Rupert Thompson, chief investment officer of wealth manager Kingswood, said the “massive” scale of stimulus measures in the United States and around the world had caused “great nervousness about inflation and was at the root of the the recent sale of government bonds ”.
The US five-year note, which suffered less from sales than longer maturities this year, was hit by Tuesday’s move. The five-year yield hit its highest level since March 2020 at 0.94%, after rising 0.08 percentage points since the start of the week.
Bouvet said the low five- and seven-year maturities reflected investor concerns that the Fed would raise interest rates earlier than expected if above-target inflation called into question the ultra-flexible policy stance of the central bank. “No matter what warnings we get from the Fed, at some point they will have to raise rates,” he added.
European government debt was also under pressure on Monday, with German 10-year Bund yields hitting their highest level in more than a week at minus 0.27%. UK 10-year gilts yielded 0.84% from 0.74% earlier in the week.
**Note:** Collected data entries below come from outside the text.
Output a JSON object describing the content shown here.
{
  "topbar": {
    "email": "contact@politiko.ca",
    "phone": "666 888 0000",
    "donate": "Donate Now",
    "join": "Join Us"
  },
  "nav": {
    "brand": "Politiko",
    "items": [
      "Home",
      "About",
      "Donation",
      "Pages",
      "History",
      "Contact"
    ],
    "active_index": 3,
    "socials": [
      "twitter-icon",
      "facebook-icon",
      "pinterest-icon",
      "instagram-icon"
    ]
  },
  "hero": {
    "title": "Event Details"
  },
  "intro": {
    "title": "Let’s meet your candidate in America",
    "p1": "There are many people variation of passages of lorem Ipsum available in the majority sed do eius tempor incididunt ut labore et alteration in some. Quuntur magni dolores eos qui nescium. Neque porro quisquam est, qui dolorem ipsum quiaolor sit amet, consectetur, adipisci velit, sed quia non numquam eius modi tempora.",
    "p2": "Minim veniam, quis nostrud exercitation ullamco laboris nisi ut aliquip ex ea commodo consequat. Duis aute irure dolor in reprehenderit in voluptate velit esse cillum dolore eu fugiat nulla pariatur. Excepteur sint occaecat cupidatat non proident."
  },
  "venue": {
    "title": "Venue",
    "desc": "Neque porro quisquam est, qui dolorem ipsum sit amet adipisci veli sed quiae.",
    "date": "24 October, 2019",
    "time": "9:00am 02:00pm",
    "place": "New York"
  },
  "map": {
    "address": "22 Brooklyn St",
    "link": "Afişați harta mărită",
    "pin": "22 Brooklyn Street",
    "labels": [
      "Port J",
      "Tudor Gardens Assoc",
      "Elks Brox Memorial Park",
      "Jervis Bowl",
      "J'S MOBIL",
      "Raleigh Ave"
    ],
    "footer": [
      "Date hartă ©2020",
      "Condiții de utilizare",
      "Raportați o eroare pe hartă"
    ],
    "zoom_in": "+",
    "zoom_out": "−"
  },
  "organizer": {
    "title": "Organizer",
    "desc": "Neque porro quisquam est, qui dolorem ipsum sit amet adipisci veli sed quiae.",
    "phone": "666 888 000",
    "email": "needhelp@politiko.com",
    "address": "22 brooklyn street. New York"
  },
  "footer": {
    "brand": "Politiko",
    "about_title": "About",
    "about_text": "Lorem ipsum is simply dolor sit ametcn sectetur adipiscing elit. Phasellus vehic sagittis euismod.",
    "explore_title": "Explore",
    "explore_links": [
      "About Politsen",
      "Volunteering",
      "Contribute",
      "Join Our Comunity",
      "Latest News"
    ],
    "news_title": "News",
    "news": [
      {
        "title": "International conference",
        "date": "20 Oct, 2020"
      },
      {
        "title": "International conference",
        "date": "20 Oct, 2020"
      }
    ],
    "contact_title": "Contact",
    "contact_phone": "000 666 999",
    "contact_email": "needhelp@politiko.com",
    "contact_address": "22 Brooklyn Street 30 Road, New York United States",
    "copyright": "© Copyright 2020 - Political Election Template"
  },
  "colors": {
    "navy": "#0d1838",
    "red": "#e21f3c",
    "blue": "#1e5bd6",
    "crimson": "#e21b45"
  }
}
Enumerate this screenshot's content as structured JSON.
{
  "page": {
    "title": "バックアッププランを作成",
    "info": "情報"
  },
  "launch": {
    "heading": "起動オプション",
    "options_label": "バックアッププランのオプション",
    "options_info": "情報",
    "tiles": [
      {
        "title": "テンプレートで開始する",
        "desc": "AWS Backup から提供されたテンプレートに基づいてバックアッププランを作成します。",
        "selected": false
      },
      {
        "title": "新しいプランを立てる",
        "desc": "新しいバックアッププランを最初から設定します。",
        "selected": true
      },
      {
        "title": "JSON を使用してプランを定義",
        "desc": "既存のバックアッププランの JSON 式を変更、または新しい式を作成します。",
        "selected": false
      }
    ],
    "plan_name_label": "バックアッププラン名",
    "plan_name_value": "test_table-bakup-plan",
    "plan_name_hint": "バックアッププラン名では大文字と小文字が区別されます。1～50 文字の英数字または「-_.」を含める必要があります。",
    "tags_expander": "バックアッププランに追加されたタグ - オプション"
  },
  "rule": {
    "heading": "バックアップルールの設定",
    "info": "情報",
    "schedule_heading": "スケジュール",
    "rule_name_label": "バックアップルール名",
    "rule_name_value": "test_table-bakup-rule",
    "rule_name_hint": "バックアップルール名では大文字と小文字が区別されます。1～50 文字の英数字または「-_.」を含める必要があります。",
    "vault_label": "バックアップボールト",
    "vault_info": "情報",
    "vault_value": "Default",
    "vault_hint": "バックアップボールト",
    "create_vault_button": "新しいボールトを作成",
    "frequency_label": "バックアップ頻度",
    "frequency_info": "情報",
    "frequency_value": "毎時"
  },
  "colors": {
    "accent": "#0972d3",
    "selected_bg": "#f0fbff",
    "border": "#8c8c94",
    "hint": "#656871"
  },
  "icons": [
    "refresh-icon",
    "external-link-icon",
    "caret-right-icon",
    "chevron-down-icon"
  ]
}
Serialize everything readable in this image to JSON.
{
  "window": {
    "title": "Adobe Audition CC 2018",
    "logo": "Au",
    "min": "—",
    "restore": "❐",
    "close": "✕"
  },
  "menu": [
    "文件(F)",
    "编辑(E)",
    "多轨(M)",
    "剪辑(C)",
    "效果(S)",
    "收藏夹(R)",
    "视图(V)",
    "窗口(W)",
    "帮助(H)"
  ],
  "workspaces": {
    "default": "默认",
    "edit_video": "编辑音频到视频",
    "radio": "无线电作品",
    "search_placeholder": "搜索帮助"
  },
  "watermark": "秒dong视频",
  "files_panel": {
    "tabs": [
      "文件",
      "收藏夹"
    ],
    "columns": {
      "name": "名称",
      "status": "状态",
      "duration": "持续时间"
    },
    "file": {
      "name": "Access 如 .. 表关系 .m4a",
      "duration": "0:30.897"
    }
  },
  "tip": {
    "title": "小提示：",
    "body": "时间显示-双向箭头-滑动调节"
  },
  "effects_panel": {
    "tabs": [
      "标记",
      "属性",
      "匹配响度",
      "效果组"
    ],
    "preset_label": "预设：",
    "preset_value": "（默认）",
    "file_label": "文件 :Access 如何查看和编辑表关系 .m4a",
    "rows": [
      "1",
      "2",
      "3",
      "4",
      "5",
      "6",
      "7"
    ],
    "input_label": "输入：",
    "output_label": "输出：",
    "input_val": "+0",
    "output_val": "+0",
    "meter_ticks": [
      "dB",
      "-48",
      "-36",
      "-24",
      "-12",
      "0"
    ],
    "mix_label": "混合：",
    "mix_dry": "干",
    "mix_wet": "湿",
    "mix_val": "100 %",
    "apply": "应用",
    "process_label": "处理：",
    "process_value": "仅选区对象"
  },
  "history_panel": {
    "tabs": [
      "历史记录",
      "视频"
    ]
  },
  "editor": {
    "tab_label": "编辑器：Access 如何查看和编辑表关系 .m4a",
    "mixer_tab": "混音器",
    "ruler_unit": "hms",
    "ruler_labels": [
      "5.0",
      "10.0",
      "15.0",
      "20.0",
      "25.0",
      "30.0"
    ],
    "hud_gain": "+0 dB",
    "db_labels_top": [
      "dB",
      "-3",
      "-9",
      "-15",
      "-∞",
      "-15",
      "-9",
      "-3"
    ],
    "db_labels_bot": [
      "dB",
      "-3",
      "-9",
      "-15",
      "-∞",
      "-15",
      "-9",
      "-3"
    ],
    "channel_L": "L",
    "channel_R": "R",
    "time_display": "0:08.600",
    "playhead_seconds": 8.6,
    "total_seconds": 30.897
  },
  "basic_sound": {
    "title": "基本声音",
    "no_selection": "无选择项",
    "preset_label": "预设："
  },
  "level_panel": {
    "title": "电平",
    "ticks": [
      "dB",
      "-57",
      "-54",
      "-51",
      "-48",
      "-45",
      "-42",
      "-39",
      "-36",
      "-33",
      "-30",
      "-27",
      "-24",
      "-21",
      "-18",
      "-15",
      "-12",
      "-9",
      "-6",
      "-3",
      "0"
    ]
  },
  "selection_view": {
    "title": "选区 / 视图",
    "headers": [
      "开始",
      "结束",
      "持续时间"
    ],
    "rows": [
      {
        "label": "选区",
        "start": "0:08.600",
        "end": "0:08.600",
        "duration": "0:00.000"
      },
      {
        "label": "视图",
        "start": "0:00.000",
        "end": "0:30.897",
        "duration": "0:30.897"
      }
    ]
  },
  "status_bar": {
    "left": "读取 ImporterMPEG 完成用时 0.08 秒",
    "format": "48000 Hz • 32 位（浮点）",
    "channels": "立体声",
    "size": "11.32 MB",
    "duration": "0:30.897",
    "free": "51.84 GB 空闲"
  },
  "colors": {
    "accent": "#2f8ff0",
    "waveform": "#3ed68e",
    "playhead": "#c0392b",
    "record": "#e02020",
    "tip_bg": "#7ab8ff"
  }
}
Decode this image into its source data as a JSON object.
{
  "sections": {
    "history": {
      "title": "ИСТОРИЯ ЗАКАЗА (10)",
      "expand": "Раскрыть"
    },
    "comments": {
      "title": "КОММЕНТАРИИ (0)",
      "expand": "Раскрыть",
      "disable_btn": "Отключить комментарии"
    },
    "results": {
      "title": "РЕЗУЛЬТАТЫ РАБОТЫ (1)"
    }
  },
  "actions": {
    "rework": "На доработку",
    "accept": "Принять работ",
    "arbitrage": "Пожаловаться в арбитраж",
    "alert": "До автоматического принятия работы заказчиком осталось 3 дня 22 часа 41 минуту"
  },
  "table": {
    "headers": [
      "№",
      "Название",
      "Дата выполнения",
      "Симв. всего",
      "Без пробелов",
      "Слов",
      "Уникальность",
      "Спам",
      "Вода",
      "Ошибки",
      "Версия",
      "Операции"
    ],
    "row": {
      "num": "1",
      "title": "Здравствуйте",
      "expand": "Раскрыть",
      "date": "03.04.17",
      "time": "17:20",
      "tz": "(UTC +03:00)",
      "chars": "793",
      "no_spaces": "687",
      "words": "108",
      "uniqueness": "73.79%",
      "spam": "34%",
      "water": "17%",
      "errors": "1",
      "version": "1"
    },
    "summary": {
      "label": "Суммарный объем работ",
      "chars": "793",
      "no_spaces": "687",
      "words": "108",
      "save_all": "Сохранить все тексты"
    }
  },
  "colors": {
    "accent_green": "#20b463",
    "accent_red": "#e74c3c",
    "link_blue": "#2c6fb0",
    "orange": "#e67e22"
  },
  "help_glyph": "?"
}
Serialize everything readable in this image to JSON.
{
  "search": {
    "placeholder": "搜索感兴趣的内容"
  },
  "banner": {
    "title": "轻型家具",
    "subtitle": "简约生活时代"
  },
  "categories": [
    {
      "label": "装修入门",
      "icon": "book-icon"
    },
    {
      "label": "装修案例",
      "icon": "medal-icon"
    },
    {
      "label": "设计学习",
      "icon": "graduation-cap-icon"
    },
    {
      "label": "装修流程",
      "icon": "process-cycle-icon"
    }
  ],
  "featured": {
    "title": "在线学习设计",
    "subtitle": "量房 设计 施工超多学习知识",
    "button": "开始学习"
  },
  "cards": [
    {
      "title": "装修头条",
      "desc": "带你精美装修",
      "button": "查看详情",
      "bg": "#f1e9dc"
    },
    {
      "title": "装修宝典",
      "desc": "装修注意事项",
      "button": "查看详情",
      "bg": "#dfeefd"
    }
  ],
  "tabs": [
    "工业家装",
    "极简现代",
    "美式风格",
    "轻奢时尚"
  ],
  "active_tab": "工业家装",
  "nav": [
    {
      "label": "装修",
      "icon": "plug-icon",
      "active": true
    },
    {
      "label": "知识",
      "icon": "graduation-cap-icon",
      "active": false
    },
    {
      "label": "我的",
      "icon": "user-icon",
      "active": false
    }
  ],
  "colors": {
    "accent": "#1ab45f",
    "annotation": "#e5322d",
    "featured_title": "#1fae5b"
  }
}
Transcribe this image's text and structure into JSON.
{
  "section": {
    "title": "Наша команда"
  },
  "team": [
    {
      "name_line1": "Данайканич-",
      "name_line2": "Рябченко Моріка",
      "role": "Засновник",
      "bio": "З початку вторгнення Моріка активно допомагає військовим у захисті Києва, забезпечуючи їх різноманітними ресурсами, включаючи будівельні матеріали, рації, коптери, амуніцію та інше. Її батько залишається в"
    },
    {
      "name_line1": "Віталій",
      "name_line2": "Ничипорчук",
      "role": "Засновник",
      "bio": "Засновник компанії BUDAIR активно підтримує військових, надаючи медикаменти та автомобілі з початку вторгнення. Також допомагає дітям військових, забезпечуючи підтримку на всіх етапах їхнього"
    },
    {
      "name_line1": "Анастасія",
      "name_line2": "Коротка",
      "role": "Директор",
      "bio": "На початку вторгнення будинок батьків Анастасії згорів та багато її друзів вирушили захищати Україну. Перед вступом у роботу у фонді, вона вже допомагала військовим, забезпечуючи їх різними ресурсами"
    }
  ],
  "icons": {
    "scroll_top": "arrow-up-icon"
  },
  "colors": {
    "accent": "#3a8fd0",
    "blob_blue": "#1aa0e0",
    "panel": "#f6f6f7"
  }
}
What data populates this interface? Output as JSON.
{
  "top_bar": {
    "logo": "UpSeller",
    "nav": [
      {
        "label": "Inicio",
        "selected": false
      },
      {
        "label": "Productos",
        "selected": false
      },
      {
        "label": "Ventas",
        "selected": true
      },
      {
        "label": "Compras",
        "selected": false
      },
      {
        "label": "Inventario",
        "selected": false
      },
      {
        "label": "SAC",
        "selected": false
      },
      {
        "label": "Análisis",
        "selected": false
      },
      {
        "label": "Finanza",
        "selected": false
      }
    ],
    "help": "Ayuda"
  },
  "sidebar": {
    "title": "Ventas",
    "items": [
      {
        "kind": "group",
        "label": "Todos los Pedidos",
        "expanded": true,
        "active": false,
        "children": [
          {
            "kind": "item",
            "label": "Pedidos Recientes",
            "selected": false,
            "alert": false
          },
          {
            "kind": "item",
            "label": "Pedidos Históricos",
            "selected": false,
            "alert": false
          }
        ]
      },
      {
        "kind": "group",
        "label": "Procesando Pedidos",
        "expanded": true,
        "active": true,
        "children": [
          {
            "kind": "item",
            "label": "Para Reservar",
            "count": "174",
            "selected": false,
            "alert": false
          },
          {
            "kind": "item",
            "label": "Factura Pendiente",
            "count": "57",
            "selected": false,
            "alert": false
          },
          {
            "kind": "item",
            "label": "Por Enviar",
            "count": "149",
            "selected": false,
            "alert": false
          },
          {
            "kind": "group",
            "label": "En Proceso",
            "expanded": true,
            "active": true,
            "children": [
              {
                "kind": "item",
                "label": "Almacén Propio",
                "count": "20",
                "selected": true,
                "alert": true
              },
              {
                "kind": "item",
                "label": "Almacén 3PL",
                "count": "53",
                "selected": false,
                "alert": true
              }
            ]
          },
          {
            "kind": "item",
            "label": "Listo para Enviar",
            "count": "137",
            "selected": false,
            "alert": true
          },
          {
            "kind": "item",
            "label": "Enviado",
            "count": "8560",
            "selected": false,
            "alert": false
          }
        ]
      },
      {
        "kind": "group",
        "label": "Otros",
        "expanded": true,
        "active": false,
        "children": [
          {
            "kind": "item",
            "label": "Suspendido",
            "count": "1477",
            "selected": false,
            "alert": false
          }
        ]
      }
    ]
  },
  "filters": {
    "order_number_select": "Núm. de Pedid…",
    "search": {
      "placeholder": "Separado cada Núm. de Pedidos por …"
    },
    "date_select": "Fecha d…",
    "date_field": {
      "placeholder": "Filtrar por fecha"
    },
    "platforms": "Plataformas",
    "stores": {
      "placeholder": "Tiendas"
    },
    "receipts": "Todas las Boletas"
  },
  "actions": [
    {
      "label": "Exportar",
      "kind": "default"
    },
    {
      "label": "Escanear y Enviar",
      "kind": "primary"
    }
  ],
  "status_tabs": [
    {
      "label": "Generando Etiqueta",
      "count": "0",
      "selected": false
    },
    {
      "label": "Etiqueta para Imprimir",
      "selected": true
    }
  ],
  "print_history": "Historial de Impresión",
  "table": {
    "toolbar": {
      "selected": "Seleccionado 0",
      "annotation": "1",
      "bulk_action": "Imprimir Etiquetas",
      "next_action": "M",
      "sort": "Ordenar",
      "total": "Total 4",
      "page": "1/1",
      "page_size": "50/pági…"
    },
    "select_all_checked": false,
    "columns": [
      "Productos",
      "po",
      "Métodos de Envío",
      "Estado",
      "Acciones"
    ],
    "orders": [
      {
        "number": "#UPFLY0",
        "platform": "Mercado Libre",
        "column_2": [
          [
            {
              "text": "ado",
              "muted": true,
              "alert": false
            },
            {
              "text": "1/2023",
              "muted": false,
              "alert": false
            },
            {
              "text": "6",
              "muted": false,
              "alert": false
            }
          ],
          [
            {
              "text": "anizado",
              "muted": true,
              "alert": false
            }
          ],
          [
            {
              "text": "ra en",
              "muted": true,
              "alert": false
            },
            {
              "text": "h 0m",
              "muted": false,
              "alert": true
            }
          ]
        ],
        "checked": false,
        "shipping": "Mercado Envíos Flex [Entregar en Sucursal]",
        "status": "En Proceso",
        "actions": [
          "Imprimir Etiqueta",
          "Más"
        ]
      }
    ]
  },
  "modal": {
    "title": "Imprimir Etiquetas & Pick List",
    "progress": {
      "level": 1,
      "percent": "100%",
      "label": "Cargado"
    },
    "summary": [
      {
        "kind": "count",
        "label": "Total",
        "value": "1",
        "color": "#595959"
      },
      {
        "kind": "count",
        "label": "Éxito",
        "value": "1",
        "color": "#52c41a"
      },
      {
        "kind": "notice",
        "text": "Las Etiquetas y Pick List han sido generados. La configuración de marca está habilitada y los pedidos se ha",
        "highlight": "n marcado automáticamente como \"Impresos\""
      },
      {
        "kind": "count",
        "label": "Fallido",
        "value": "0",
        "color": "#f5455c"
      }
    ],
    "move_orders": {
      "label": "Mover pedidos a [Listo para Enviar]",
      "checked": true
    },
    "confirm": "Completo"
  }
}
Germany’s national debt agency added € 2.5 billion to its second-quarter borrowing plans on Tuesday after Chancellor Angela Merkel’s office last week approved a fiscal boost to support economic recovery after Covid-19.
“European bond markets are being dragged higher by the movement of US Treasuries,” said Imogen Bachra, European rates strategist at NatWest Markets. She said the move likely showed a “combination of fears about an easing of forced stock liquidations and a shift in focus to the next tax package.”
The sharp swings in bond trading earlier this year rocked equity markets, particularly affecting growth stocks. The tech-rich Nasdaq Composite fell 0.3% in morning trading, while the blue-chip S&P 500 fell 0.4%, also dragged down by tech groups.